W. Stephen Howard, professor of telecommunications and director of the African studies program, was the director of SCALI. Expert instructors and indigenous speakers of African languages taught the language classes.
"SCALI was a very important event," says Howard. "It signaled the largest gathering of Africanist researchers-in-training and the largest group of African professionals -- working in their professions -- in one place in the United States at one time."
Leslie Calihman Alabi, a graduate student in anthropology at the University of North Carolina at Chapel Hill, studied Yoruba in preparation for research she plans to conduct in Nigeria. She enjoyed working with Yoruba instructor Ore Yusuf, who teaches at Yale University, and she was excited to be quickly learning language skills that she already had a chance to put to work.
"The pace was such that I felt I could have some exchange with people," Alabi says, adding that although the people with whom she spoke in Yoruba spoke English as well, "to address people in their own language said a lot."

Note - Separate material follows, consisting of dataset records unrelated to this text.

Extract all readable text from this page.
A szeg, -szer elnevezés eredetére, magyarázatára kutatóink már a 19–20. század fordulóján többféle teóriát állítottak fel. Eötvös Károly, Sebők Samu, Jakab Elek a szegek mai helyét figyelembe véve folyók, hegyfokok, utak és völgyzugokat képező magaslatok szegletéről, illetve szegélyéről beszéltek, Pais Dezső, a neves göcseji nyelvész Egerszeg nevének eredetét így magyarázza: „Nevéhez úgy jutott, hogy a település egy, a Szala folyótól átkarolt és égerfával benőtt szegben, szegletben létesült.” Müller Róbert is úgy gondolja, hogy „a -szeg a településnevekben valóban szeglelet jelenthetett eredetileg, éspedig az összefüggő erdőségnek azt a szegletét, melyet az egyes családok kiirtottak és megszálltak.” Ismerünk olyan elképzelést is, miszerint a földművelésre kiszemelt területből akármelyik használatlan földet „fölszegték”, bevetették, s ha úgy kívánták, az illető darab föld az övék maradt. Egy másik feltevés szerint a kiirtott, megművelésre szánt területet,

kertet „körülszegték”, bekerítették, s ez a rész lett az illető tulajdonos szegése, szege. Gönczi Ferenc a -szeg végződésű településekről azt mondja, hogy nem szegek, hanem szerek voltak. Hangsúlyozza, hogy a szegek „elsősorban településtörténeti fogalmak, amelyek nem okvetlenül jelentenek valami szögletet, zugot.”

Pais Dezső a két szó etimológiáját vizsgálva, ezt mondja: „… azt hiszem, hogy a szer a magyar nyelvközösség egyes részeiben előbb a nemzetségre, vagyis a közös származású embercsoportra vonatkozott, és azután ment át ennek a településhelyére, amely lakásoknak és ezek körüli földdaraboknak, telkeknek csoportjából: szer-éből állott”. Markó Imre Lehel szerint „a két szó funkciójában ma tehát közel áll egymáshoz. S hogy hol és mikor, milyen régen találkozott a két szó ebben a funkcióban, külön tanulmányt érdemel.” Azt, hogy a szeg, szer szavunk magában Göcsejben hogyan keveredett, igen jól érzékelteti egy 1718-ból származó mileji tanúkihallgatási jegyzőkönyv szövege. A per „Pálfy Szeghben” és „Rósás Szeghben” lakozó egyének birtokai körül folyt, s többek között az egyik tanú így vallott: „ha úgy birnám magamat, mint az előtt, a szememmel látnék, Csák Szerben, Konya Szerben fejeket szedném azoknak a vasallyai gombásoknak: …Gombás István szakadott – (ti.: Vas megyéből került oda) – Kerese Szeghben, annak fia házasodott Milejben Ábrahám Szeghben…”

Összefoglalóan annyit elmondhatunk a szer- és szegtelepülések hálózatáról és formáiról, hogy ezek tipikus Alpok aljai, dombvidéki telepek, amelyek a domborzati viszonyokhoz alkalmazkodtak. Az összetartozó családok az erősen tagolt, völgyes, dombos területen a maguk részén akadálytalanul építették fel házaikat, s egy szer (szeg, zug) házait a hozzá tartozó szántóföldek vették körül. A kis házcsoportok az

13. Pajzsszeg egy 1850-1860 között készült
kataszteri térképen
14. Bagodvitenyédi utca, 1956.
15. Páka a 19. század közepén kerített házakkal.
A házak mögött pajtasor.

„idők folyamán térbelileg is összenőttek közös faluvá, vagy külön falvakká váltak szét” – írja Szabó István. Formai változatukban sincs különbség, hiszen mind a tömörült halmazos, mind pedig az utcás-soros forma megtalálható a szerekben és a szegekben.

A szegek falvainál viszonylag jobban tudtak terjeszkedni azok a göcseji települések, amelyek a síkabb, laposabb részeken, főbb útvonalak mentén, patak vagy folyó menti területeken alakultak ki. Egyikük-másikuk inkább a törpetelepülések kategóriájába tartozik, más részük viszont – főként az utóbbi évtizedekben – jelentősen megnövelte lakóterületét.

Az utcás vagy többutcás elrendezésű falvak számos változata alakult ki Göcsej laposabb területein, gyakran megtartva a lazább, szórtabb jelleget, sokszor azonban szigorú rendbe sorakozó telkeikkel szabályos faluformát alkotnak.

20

"It was great to have a community of Africanists descend on Athens for the summer. It made OU a really exciting place to study Africa," says Catherine Cutcher, SCALI coordinator.
"We were proud of this intense effort to find a place for Africa in American higher education and know that the students benefited from the African atmosphere here in Athens," says Howard. "We were particularly excited about the focus on northeast Africa with offerings in Somali, Sudanese Arabic, Amharic and Tigrinya."
Hethur McKinley studied Sudanese Arabic at Ohio University during the academic year and was excited to learn how to read and write in Sudanese Arabic at SCALI. She explained that the students who already knew how to read and write were lending a hand to those who were learning.
"I loved our class," she exclaims. "We were all actively involved with learning the language."
A graduate student in communication and development studies, McKinley had some experience with the Mandinka and Wolof languages from her service in the Peace Corps in The Gambia.
Instructors came to Ohio University from institutions across the country and the African continent to teach Akan/Twi, Hausa, Kikongo, Kinyarwanda, Luganda, Chichewa/Chinyanja, Pulaar, Somali, Sudanese Arabic, Swahili, Tigrinya, Wolof, Xhosa, Yoruba and Zulu. These instructors came from Eritrea, Ghana, Guinea, Kenya, Malawi, Niger, Rwanda, Senegal, Somalia, Sudan, South Africa, Tanzania, Uganda and the Democratic Republic of the Congo.
Those who sponsored SCALI at Ohio University were: the African Studies Program, the Center for International Studies, the Department of Linguistics and Lifelong Learning's Community and Professional Programs.
Jennifer Cochran is assistant director for communications and graduate studies for the Center for International Studies.